About Us

Cyrus Forough

Noted for the "fiery intensity" and "poetic vision" of his playing, Cyrus Forough's reviews comprise a lexicon of superlatives in more than a dozen languages. Mr. Forough is a laureate of the Tchaikovsky International Competition, first prize winner of the Milwaukee Symphony Violin Competition, and finalist in the Munich International Violin Competition. He has performed on radio and television internationally and given command performances for international dignitaries. He and his wife Steinway Artist Carolyn McCrackenwon the United States Artistic Ambassador Program's National Duo Competition, representing the United States in the Far East and South America and performing in prestigious U.S. venues.

An active performer of contemporary music throughout his career, Forough gave the Milwaukee Symphony's premiere of the Shostakovich First Violin Concerto with Paul Polivnick conducting. In 2010, he performed Lutoslawski's Chain 2 with the Carnegie Mellon Philharmonic under Ronald Zollman. Mr. Forough recorded Alireza Mashayekhi's fourth violin concerto in September 2016 with the Ukraine National Symphony, Vladimir Sirenko conducting. Mashayekhi's fourth and fifth violin concertos and his fourth Violin/Piano Sonata are dedicated to Cyrus Forough. He premiered the sonata along with other Mashayekhi compositions in a November 2017 recital at the ISSUE Project Room in Brooklyn, NY. Other composers who have dedicated works to him are Reza Vali and Alan Fletcher.

Mr. Forough's unique succession of studies, in three major international cultural centers with three of the twentieth century's legendary violin masters, has made him a prominent representative of the Franco-Belgian school of violin playing. Beginning his studies with his mother, herself a violinist and graduate of the Royal Conservatory of Music in Brussels, he became the youngest student ever to attend that same conservatory when he was admitted at age nine to the class of Arthur Grumiaux. He later studied with David Oistrakh and Josef Gingold.

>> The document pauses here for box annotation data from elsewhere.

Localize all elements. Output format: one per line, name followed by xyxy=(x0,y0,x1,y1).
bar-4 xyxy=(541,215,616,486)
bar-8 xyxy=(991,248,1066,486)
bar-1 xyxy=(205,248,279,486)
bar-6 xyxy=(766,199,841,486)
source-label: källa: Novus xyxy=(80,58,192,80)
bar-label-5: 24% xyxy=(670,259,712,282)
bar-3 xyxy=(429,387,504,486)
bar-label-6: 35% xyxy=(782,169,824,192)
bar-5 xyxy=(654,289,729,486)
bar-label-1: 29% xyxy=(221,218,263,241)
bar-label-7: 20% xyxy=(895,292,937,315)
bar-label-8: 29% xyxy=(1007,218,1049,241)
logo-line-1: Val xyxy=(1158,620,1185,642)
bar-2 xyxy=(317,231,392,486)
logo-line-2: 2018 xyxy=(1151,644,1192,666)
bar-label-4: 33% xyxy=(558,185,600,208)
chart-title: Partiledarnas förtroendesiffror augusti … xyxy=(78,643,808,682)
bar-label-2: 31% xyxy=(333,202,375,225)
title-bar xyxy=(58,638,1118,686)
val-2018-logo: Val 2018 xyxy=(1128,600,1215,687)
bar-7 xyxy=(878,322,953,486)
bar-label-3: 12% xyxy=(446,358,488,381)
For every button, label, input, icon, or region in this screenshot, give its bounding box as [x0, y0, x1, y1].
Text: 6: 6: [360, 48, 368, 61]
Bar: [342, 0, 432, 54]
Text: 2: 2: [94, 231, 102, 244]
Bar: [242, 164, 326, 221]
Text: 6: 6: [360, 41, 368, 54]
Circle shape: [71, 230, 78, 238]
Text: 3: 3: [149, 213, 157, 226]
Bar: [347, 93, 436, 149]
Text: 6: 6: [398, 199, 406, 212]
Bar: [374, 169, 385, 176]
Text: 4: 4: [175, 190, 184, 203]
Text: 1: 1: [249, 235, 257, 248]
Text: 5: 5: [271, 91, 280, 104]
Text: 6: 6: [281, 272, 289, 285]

Mr. Forough's dedication to teaching and his skill at communicating his art have earned him a reputation as a sought-after and effective violin pedagogue. At present he is a Professor of Violin at Carnegie Mellon University in Pittsburgh,and was a visiting professor at the Eastman School of Music in 2009, 2010, and 2015. He has performed and taught at festivals in over twenty countries, and his students are prize winners of national and international competitions and members of professional orchestras worldwide.

Saeid Rezvani & Shahram Rezvani

Co-founders of Rezvani Violins, Shahram and brother, Saeid Rezvani were introduced to the world of music at an early age in their native Persia where they developed a great love and a deep respect for both Western and Eastern classical music. Their love and passion for music grew so strong that, one after the other beginning in 1990, the two brothers dedicated their lives to learning and mastering the art of violin making and restoring stringed instruments under the supervision of the best and most well-known violin makers in Austria, becoming student apprentices to Maestros Eton Watlow and Johann Rombach in Vienna.

Now, with nearly twenty-eight years of successful experience, the Rezvani brothers have achieved their well-deserved reputation as Master Luthiers. More than six hundred of their specially crafted masterpieces are owned by soloists and professional orchestral musicians throughout the world, as well as numerous members of music conservatoires, tenured faculty and professors of music in university music departments and performers in numerous philharmonic and symphony orchestras in the United States and abroad.

In early 2010 Rezvani Violins relocated to Westlake Village, California, where they now create and continue to focus on producing violins, violas and cellos as well as offering the best sales, repairs and restoration of stringed Instruments and bows.